On our project team, we had some incredibly talented engineers, scientists, and physicians. What was it like getting thrown in with such an interdisciplinary group of uber-experts?

RACHEL - We hadn’t worked with many—any?—people on the project team, so I wasn’t sure of their experience with human-centered design. My big fear was having our work be dismissed. These concerns fell away almost immediately, because we realized the collective team depended on the insights from our daily user research sprints to support the confident and decisive direction that was necessary each day. And given the extreme collaboration of this project, we took inspiration from the project team’s progress and feedback—it really informed our own iteration on user research questions to better tackle concerns and issues needing to be addressed on a daily basis. Working in lockstep with each of the subgroups on the team, plus your fantastic project management, allowed everyone to really work at their best.

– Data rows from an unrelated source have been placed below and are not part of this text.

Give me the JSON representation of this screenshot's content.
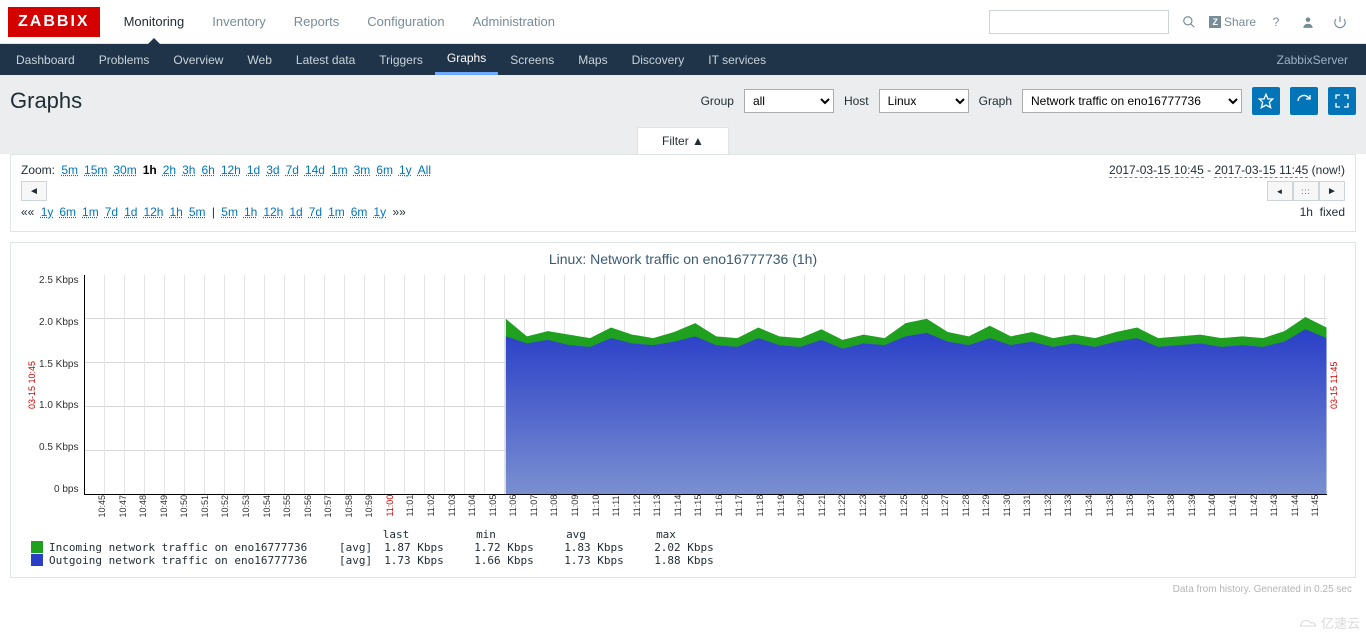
{
  "brand": "ZABBIX",
  "topnav": [
    "Monitoring",
    "Inventory",
    "Reports",
    "Configuration",
    "Administration"
  ],
  "topnav_active": 0,
  "share_label": "Share",
  "subnav": [
    "Dashboard",
    "Problems",
    "Overview",
    "Web",
    "Latest data",
    "Triggers",
    "Graphs",
    "Screens",
    "Maps",
    "Discovery",
    "IT services"
  ],
  "subnav_active": 6,
  "server_label": "ZabbixServer",
  "page_title": "Graphs",
  "filters": {
    "group_label": "Group",
    "group_value": "all",
    "host_label": "Host",
    "host_value": "Linux",
    "graph_label": "Graph",
    "graph_value": "Network traffic on eno16777736"
  },
  "filter_tab": "Filter ▲",
  "zoom": {
    "label": "Zoom:",
    "options": [
      "5m",
      "15m",
      "30m",
      "1h",
      "2h",
      "3h",
      "6h",
      "12h",
      "1d",
      "3d",
      "7d",
      "14d",
      "1m",
      "3m",
      "6m",
      "1y",
      "All"
    ],
    "active": "1h"
  },
  "time_range": {
    "from": "2017-03-15 10:45",
    "to": "2017-03-15 11:45",
    "now": "(now!)"
  },
  "shift_left": [
    "1y",
    "6m",
    "1m",
    "7d",
    "1d",
    "12h",
    "1h",
    "5m"
  ],
  "shift_right": [
    "5m",
    "1h",
    "12h",
    "1d",
    "7d",
    "1m",
    "6m",
    "1y"
  ],
  "period_label": "1h",
  "period_mode": "fixed",
  "chart_title": "Linux: Network traffic on eno16777736 (1h)",
  "chart_data": {
    "type": "area",
    "xlabel": "",
    "ylabel": "",
    "ylim": [
      0,
      2.5
    ],
    "y_unit": "Kbps",
    "y_ticks": [
      "2.5 Kbps",
      "2.0 Kbps",
      "1.5 Kbps",
      "1.0 Kbps",
      "0.5 Kbps",
      "0 bps"
    ],
    "x_ticks": [
      "10:45",
      "10:47",
      "10:48",
      "10:49",
      "10:50",
      "10:51",
      "10:52",
      "10:53",
      "10:54",
      "10:55",
      "10:56",
      "10:57",
      "10:58",
      "10:59",
      "11:00",
      "11:01",
      "11:02",
      "11:03",
      "11:04",
      "11:05",
      "11:06",
      "11:07",
      "11:08",
      "11:09",
      "11:10",
      "11:11",
      "11:12",
      "11:13",
      "11:14",
      "11:15",
      "11:16",
      "11:17",
      "11:18",
      "11:19",
      "11:20",
      "11:21",
      "11:22",
      "11:23",
      "11:24",
      "11:25",
      "11:26",
      "11:27",
      "11:28",
      "11:29",
      "11:30",
      "11:31",
      "11:32",
      "11:33",
      "11:34",
      "11:35",
      "11:36",
      "11:37",
      "11:38",
      "11:39",
      "11:40",
      "11:41",
      "11:42",
      "11:43",
      "11:44",
      "11:45"
    ],
    "x_marks": [
      "11:00"
    ],
    "side_left": "03-15 10:45",
    "side_right": "03-15 11:45",
    "series": [
      {
        "name": "Incoming network traffic on eno16777736",
        "color": "#1fa01f",
        "agg": "[avg]",
        "last": "1.87 Kbps",
        "min": "1.72 Kbps",
        "avg": "1.83 Kbps",
        "max": "2.02 Kbps"
      },
      {
        "name": "Outgoing network traffic on eno16777736",
        "color": "#2a3fc7",
        "agg": "[avg]",
        "last": "1.73 Kbps",
        "min": "1.66 Kbps",
        "avg": "1.73 Kbps",
        "max": "1.88 Kbps"
      }
    ],
    "note": "Data start index approx 20 (~11:06). Before that no data. Incoming stacks on top of outgoing.",
    "x": [
      0,
      1,
      2,
      3,
      4,
      5,
      6,
      7,
      8,
      9,
      10,
      11,
      12,
      13,
      14,
      15,
      16,
      17,
      18,
      19,
      20,
      21,
      22,
      23,
      24,
      25,
      26,
      27,
      28,
      29,
      30,
      31,
      32,
      33,
      34,
      35,
      36,
      37,
      38,
      39,
      40,
      41,
      42,
      43,
      44,
      45,
      46,
      47,
      48,
      49,
      50,
      51,
      52,
      53,
      54,
      55,
      56,
      57,
      58,
      59
    ],
    "incoming": [
      null,
      null,
      null,
      null,
      null,
      null,
      null,
      null,
      null,
      null,
      null,
      null,
      null,
      null,
      null,
      null,
      null,
      null,
      null,
      null,
      2.0,
      1.8,
      1.86,
      1.82,
      1.78,
      1.9,
      1.82,
      1.78,
      1.85,
      1.95,
      1.8,
      1.78,
      1.9,
      1.8,
      1.78,
      1.88,
      1.76,
      1.82,
      1.78,
      1.95,
      2.0,
      1.85,
      1.8,
      1.92,
      1.8,
      1.85,
      1.78,
      1.82,
      1.78,
      1.85,
      1.9,
      1.78,
      1.8,
      1.82,
      1.78,
      1.8,
      1.78,
      1.86,
      2.02,
      1.9
    ],
    "outgoing": [
      null,
      null,
      null,
      null,
      null,
      null,
      null,
      null,
      null,
      null,
      null,
      null,
      null,
      null,
      null,
      null,
      null,
      null,
      null,
      null,
      1.8,
      1.72,
      1.76,
      1.7,
      1.68,
      1.78,
      1.72,
      1.7,
      1.74,
      1.8,
      1.7,
      1.68,
      1.78,
      1.7,
      1.68,
      1.76,
      1.66,
      1.72,
      1.7,
      1.8,
      1.84,
      1.74,
      1.7,
      1.78,
      1.7,
      1.74,
      1.68,
      1.72,
      1.68,
      1.74,
      1.78,
      1.68,
      1.7,
      1.72,
      1.68,
      1.7,
      1.68,
      1.74,
      1.88,
      1.78
    ]
  },
  "legend_columns": [
    "last",
    "min",
    "avg",
    "max"
  ],
  "footer_note": "Data from history. Generated in 0.25 sec",
  "watermark": "亿速云"
}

The mutual respect and setting aside of ego on this project were key factors to its success—there wasn’t time to dismiss anyone’s work. We needed each others’ passion and expertise in order to build upon and move forward at the pace necessary for this project to succeed. So. After going through this project, what’s your view about design thinking in an emergency?

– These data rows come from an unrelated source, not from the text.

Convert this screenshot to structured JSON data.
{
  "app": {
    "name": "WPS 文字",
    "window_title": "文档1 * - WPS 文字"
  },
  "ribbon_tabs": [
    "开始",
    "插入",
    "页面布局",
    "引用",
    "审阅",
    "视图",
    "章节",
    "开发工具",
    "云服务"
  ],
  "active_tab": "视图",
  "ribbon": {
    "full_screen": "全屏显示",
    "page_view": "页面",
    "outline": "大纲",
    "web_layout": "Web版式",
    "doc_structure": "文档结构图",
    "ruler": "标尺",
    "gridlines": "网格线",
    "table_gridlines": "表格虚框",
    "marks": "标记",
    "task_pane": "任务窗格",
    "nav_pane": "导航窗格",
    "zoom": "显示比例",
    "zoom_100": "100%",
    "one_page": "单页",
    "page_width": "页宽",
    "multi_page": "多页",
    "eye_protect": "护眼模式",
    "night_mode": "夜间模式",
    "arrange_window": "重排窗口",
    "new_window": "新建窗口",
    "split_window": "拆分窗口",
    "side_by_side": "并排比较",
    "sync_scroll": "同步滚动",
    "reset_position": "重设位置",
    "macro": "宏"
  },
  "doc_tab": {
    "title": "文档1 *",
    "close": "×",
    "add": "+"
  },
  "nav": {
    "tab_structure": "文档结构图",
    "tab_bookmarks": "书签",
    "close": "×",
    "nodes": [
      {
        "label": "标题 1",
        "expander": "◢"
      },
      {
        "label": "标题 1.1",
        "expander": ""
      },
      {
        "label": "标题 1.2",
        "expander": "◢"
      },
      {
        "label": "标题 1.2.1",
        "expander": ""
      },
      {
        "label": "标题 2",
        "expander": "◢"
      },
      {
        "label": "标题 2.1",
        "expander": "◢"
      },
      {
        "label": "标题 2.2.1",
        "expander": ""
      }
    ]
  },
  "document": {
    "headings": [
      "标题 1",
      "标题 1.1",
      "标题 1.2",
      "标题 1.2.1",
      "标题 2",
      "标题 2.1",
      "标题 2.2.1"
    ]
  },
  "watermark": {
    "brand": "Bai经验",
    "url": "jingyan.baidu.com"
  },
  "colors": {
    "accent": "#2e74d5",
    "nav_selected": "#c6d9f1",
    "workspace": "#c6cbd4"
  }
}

BILL - I try to approach every problem I work on with design thinking. In any project, my mindset is that in the future, I’m going to be smarter than I am now—I don’t want to make choices now that unnecessarily constrain a smarter version of me in the future! Of course, the same goes for working with a team—the future team is smarter than today’s team, so how can we enable and not constrain the future team? In other words, I use a design process that preserves ambiguity until choices are required. In an emergency, though, we have different constraints. We need to get to an acceptable solution as quickly as possible. We don’t have the luxury of reflecting to get smarter along the way. The biggest challenge, for me, was to manage myself and others to make the right design choices at the right time, especially when it was obvious that just a bit more time would allow us to get smarter. We didn’t have that time. Fortunately, we did have a team of talented people who were committed to making the project successful.


As for me?

I agree with Bill. The underlying context for the entire project was aggressively in front of us, in the media, in our community, around the world. Any one of us was—and is!—susceptible to the virus. Any one of us could be in need of a ventilator—and we all knew they were in short supply. We were designing a ventilator for each other, for our families and friends, and for our communities, and we needed to ensure not only its availability, but its simplicity and ease of use. With this as the background context, along with the abbreviated timeframe in which we had to finish our design, we needed to rely on each other’s expertise and intuition, and drive—quickly—towards excellence.

Finally, trusting our judgment as we needed to process and make quick decisions meant that we also needed to trust our project members’ contributions and considerations as well. Not that you don’t do that in a non-emergency project, of course, but in an emergency—and we’re still in one—there’s a criticality in supporting each other in the moment…because every moment counts.